SINGAPORE - Having adequate savings for retirement was a topic of concern among MPs on Wednesday, as they debated Budget 2023, which included the move to raise the Central Provident Fund (CPF) monthly salary ceiling from $6,000 now to $8,000 in 2026 to keep pace with rising salaries.
The move is meant to help middle-income Singaporeans save more for their retirement. There was consensus among the MPs on the need to boost retirement savings, but not all agreed that the ceiling shift was the right way to do so.
Workers’ Party MP Louis Chua (Sengkang GRC) said that while he welcomed the move, the CPF annual salary ceiling should be raised in tandem as well. The annual cap is currently set at $102,000.
This could mean higher contributions for some workers, while also possibly benefiting a wider group of workers.
Mr Chua noted that while the Government has said that it will review the annual salary ceiling periodically, he called for certainty and visibility on when exactly the change will take place.
He also said that for those affected by the move, the lower monthly take-home salary that results from the higher contribution could be a challenge, as they would face pressures of being in the sandwiched class.
Ms Jessica Tan (East Coast GRC) also raised the same point, citing a resident who was concerned about his lower take-home pay.
She said: “My resident did share that while employees do benefit in growing their retirement savings, in a time of pressing and increasing inflation, we must recognise that this results in less cash for their monthly spending.”

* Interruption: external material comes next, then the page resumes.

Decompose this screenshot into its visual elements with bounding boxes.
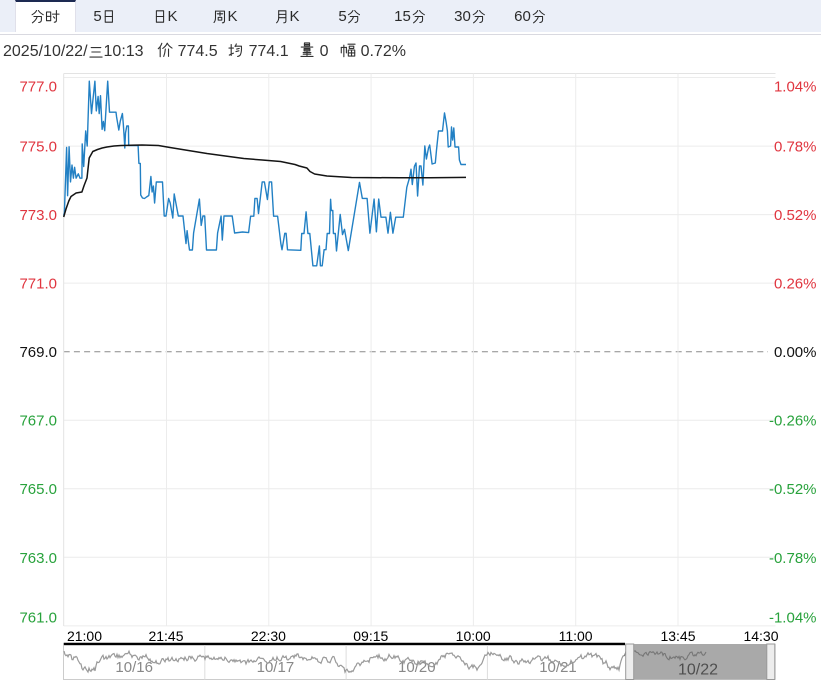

Mr Saktiandi Supaat (Bishan-Toa Payoh GRC) said the ceiling shift appeared to target workers earning more than $6,000 monthly, and asked if the Government considers this group to be at risk of not having adequate savings for retirement.
“One would expect this group to be capable of going out and investing in their own endowment insurance or other instruments for the longer term. Is it therefore necessary to mandate that such workers contribute a greater proportion of their wages to the CPF, considering the opportunity cost to these workers?” he said.
He added that the move could also add financial pressures on smaller firms, which will need to pay increased employer contributions.
With inflation a concern for many, Mr Saktiandi said some people have asked why the interest rates on CPF funds have not been increased in tandem.
With aggressive rate hikes by the US Federal Reserve and increasing interest rates across central banks, Mr Saktiandi said the CPF Ordinary Account’s interest rate of 2.5 per cent and the Special and MediSave accounts’ interest rate of 4 per cent are “relatively unattractive compared to other investment options like fixed deposits”.
He then asked if there was any intention to revise these rates.
Singapore’s core inflation is projected to average 3.5 per cent to 4.5 per cent in 2023, and headline inflation to average 5.5 per cent to 6.5 per cent.
Leader of the Opposition and WP chief Pritam Singh (Aljunied GRC) proposed that with the salary ceiling shift, the Government should also simultaneously reconsider the percentage of CPF funds credited into the three CPF accounts.
He suggested that a higher proportion of the contributions be allocated to the Special Account instead of the Ordinary Account at an earlier age, given its higher interest rate.
Separately, several MPs also spoke on senior employability.
Ms Tan said that with inflation, businesses are facing increasing operating costs. She welcomed the move in Budget 2023 to provide additional support to employers to hire senior workers with the extension of the Senior Employment Credit (SEC) and the Part-time Re-employment Grant till 2025.
She added that with the training and reskilling of seniors for suitable jobs being a challenge, it was heartening to know that the pilot for the Jobs-Skills Integrators would be in sectors that have higher concentrations of mature workers.
The Jobs-Skills Integrators scheme, announced in the Budget, will appoint institutions to help both workers and employers to identify high-quality courses that industries will find relevant.
Mr Singh also supported the extension of the SEC, but proposed to take this a step further by conducting studies on how the scheme can be enhanced to better motivate employers to hire seniors.
“In view of our rapidly ageing population, has the Government undertaken any studies to consider the fiscal impact of raising the SEC? There must be an upside for employers as we undertake this cultural shift towards making the workplace more family-friendly,” he said.